Thanks to all for your help and patience with me on this important step.


----------



## woodtickgreg (Jul 9, 2013)

I went to a large electrical supply house by me that has everything electrical, from small to industrial. They did not have the 14/4 shielded wire either, so based on the advise of others here I purchased a very good rated at 600 volt 14/4 rubber covered wire for the 3 phase power cord from the vfd to the lathe. One other question I have is should the power cord be grounded at the vfd and at the motor also? I think it should be. The motor was not grounded when I got it and I was going to ground it with one of the cover screws. The reason I ask this is the O.M. states that the shielding should only be grounded at the vfd.


----------



## Codered741 (Jul 9, 2013)

That's correct Greg.  

The shielding should only be grounded at one end, but the motor should have a dedicated safety ground regardless.  You said yours did not have one, neither does mine.  Just find a screw or bolt close to the motor, mounting bolts work fine, and attach it there.  Make sure that you have a good connection, preferably using a star washer to really get the best contact.  
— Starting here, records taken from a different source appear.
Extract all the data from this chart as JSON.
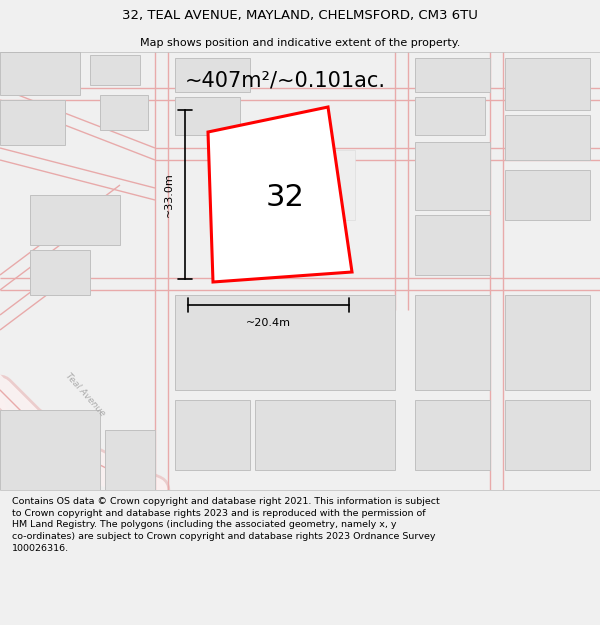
{
  "title": "32, TEAL AVENUE, MAYLAND, CHELMSFORD, CM3 6TU",
  "subtitle": "Map shows position and indicative extent of the property.",
  "area_label": "~407m²/~0.101ac.",
  "property_number": "32",
  "width_label": "~20.4m",
  "height_label": "~33.0m",
  "background_color": "#f0f0f0",
  "map_bg_color": "#ffffff",
  "footer_text": "Contains OS data © Crown copyright and database right 2021. This information is subject to Crown copyright and database rights 2023 and is reproduced with the permission of HM Land Registry. The polygons (including the associated geometry, namely x, y co-ordinates) are subject to Crown copyright and database rights 2023 Ordnance Survey 100026316.",
  "road_edge": "#e8aaaa",
  "building_fill": "#e0e0e0",
  "building_stroke": "#c0c0c0",
  "fig_width": 6.0,
  "fig_height": 6.25,
  "dpi": 100
}
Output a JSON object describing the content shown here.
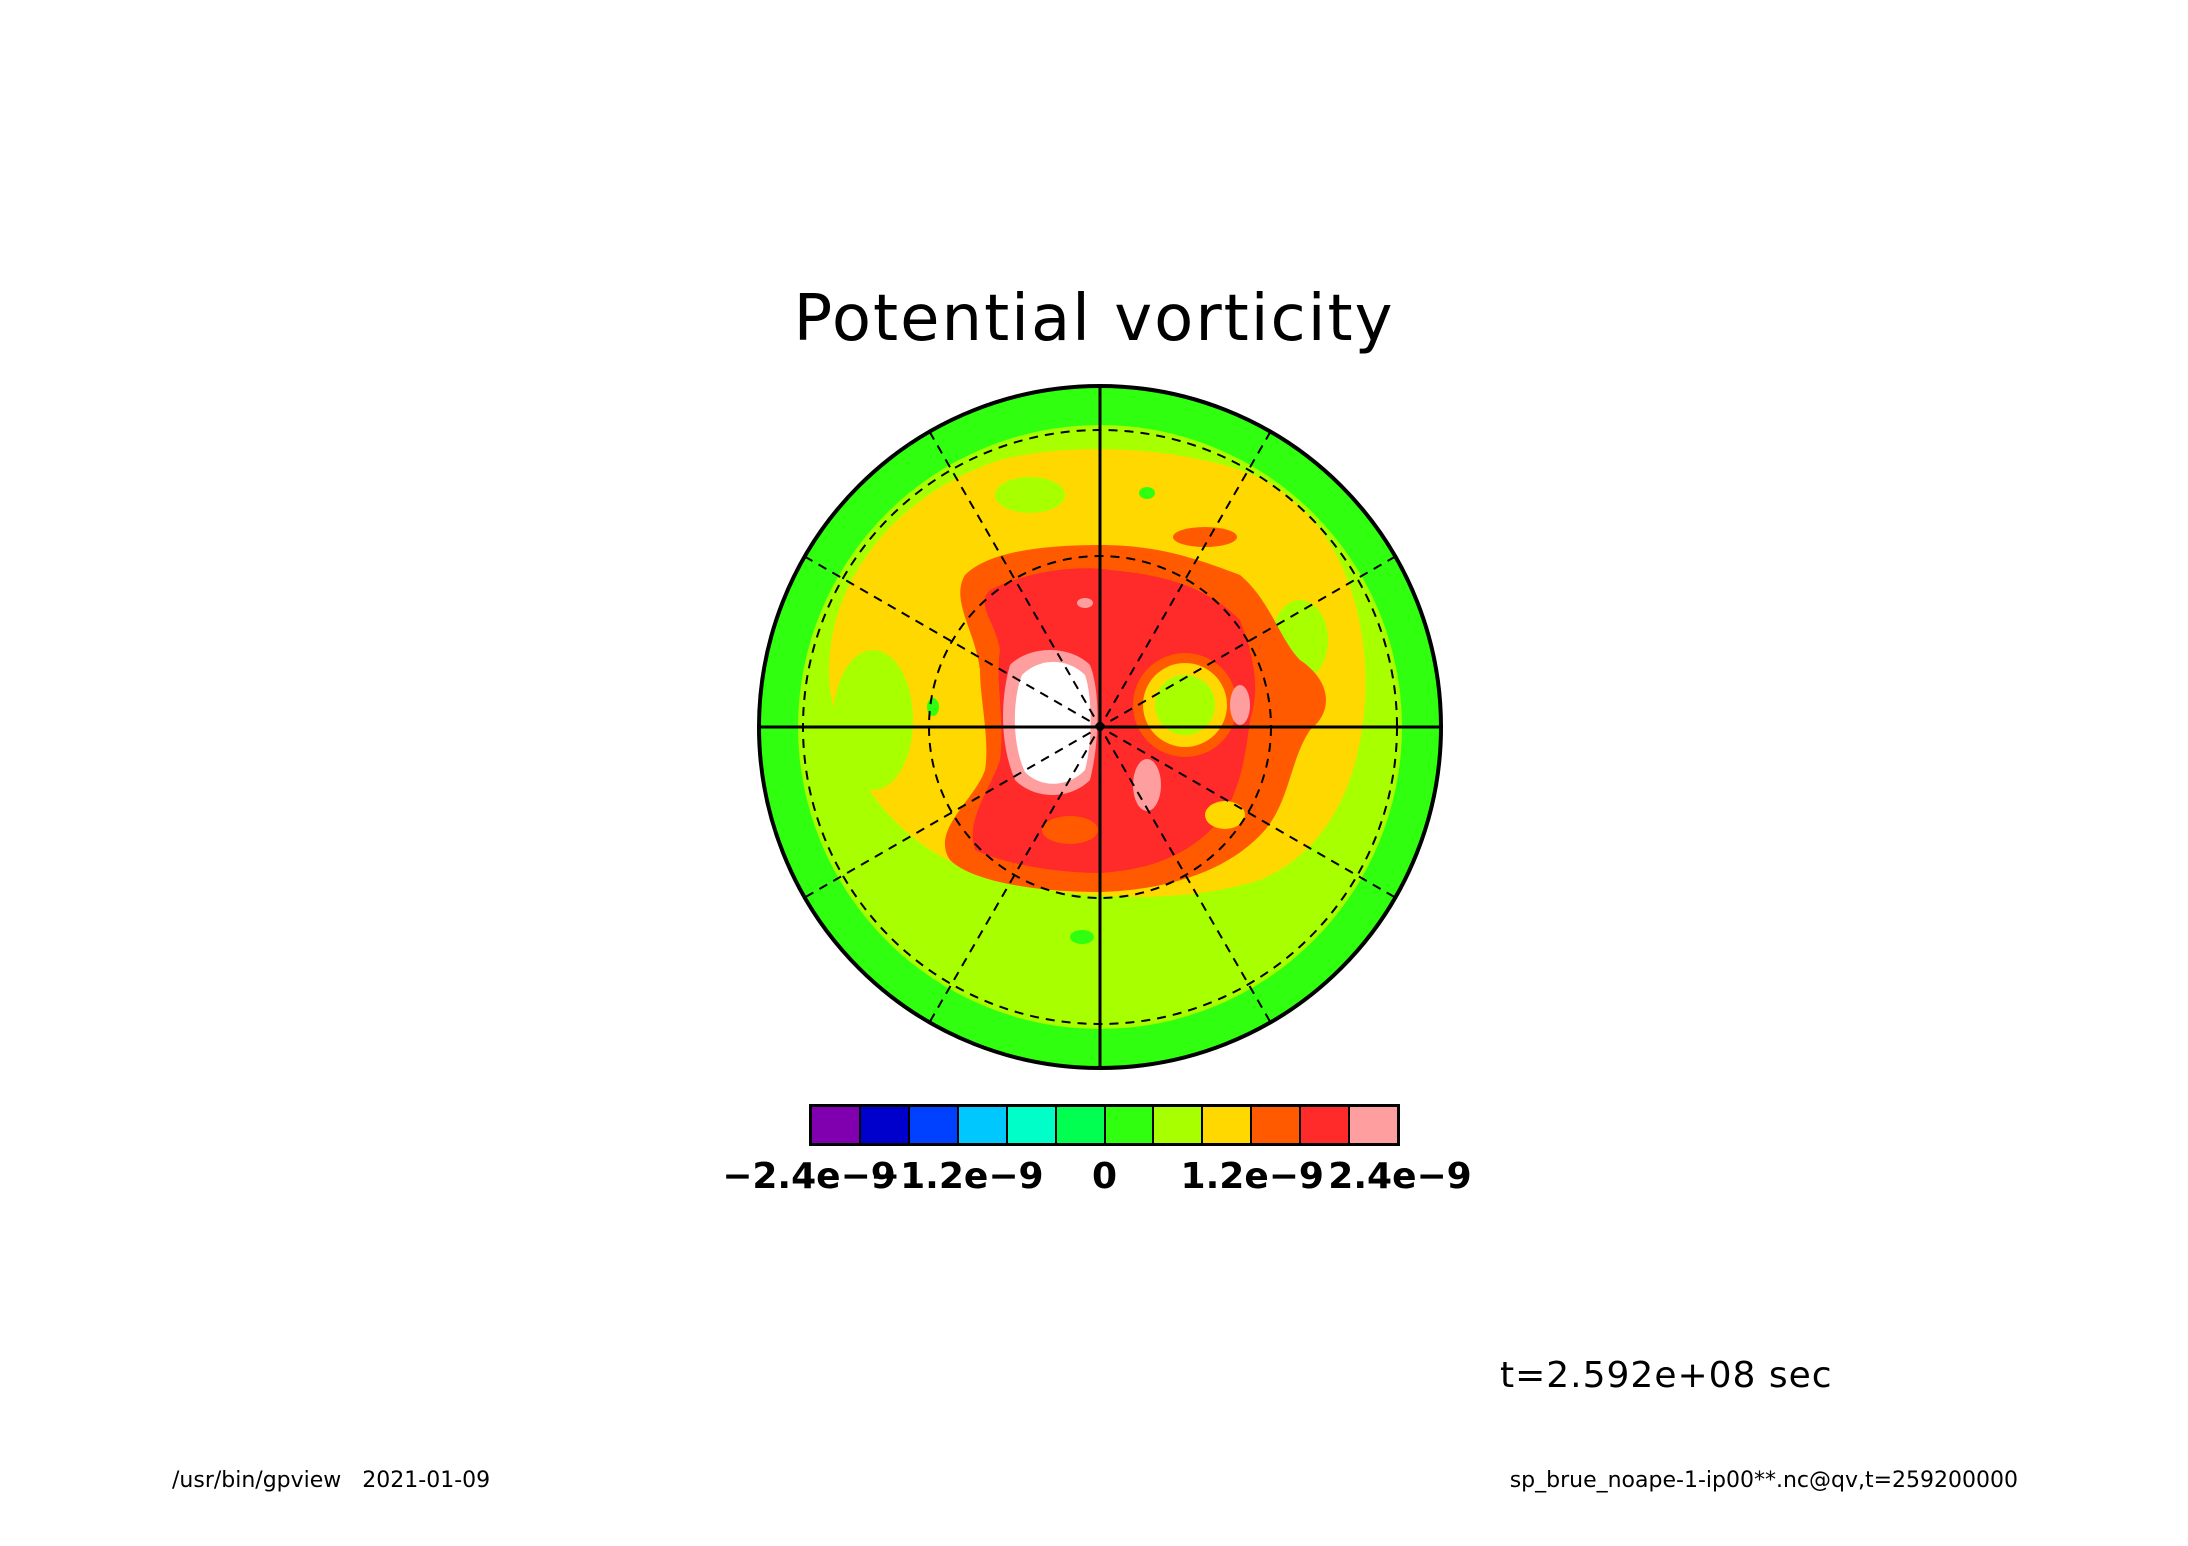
{
  "chart_data": {
    "type": "heatmap",
    "title": "Potential vorticity",
    "projection": "polar-stereographic",
    "colorbar": {
      "colors": [
        "#8000b0",
        "#0000cc",
        "#0040ff",
        "#00c8ff",
        "#00ffc8",
        "#00ff50",
        "#30ff10",
        "#a8ff00",
        "#ffd800",
        "#ff5a00",
        "#ff2a2a",
        "#ff9e9e"
      ],
      "tick_labels": [
        "−2.4e−9",
        "−1.2e−9",
        "0",
        "1.2e−9",
        "2.4e−9"
      ],
      "tick_values": [
        -2.4e-09,
        -1.2e-09,
        0,
        1.2e-09,
        2.4e-09
      ]
    },
    "value_range": [
      -2.4e-09,
      2.4e-09
    ],
    "missing_color": "#ffffff"
  },
  "time_label": "t=2.592e+08 sec",
  "footer": {
    "left": "/usr/bin/gpview   2021-01-09",
    "right": "sp_brue_noape-1-ip00**.nc@qv,t=259200000"
  }
}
You wont have any problem running without the shielded wire.  

-Cody


----------



## woodtickgreg (Jul 9, 2013)

Awesome! Thanks that's what I thought, gonna go play with some wires now.


----------



## woodtickgreg (Jul 10, 2013)

The vfd is wired and so is the switch, a little fiddlin with the parameters and she's up and running and uses the original switch for forward, off, reverse. 
I do have a couple of questions though....what a surprise. I have the upper set at 60 hrtz and the lower set at 50, can the lower be safely set any lower or should I leave it there? 
Second, Unless I pull the disconnect the vfd is always on, is this normal?
I do see myself getting a speed pot for this thing, it just works too good. I ran it for about a half an hour and it didn't even get warm.


----------



## Codered741 (Jul 10, 2013)

Hey Greg, 

You can safely set the minimum frequency at 0. It is generally not recommended to run motors for long periods at very low frequencies, due to overheating, so I usually use about 20-30. If you leave the minimum too high, you lose the benefits of a VFD. 

And yes, it is completely normal for the VFD to stay on, even when not running. Just power it up via the disconnect when you start working, and shut it off when you leave. Avoid repetitive cycling on and off. 

-Cody


----------



## woodtickgreg (Jul 10, 2013)

Codered741 said:


> Hey Greg,
> 
> You can safely set the minimum frequency at 0. It is generally not recommended to run motors for long periods at very low frequencies, due to overheating, so I usually use about 20-30. If you leave the minimum too high, you lose the benefits of a VFD.
> 
> ...


Thanks for all your help Cody, I really appreciate it, vfd's are all new to me, but man are they cool! I'll get the lower range reset a little lower. So if I pull the disconnect it won't loose it's memory?


----------



## Codered741 (Jul 10, 2013)

No problem Greg!  I'm sure that I am going to have a bunch more questions as I get further into my rebuild. So I figure that I'm just paying you back ahead of time. 

Your VFD should not lose its memory when you shut it off, but check the manual for any thing like that. 

-Cody


----------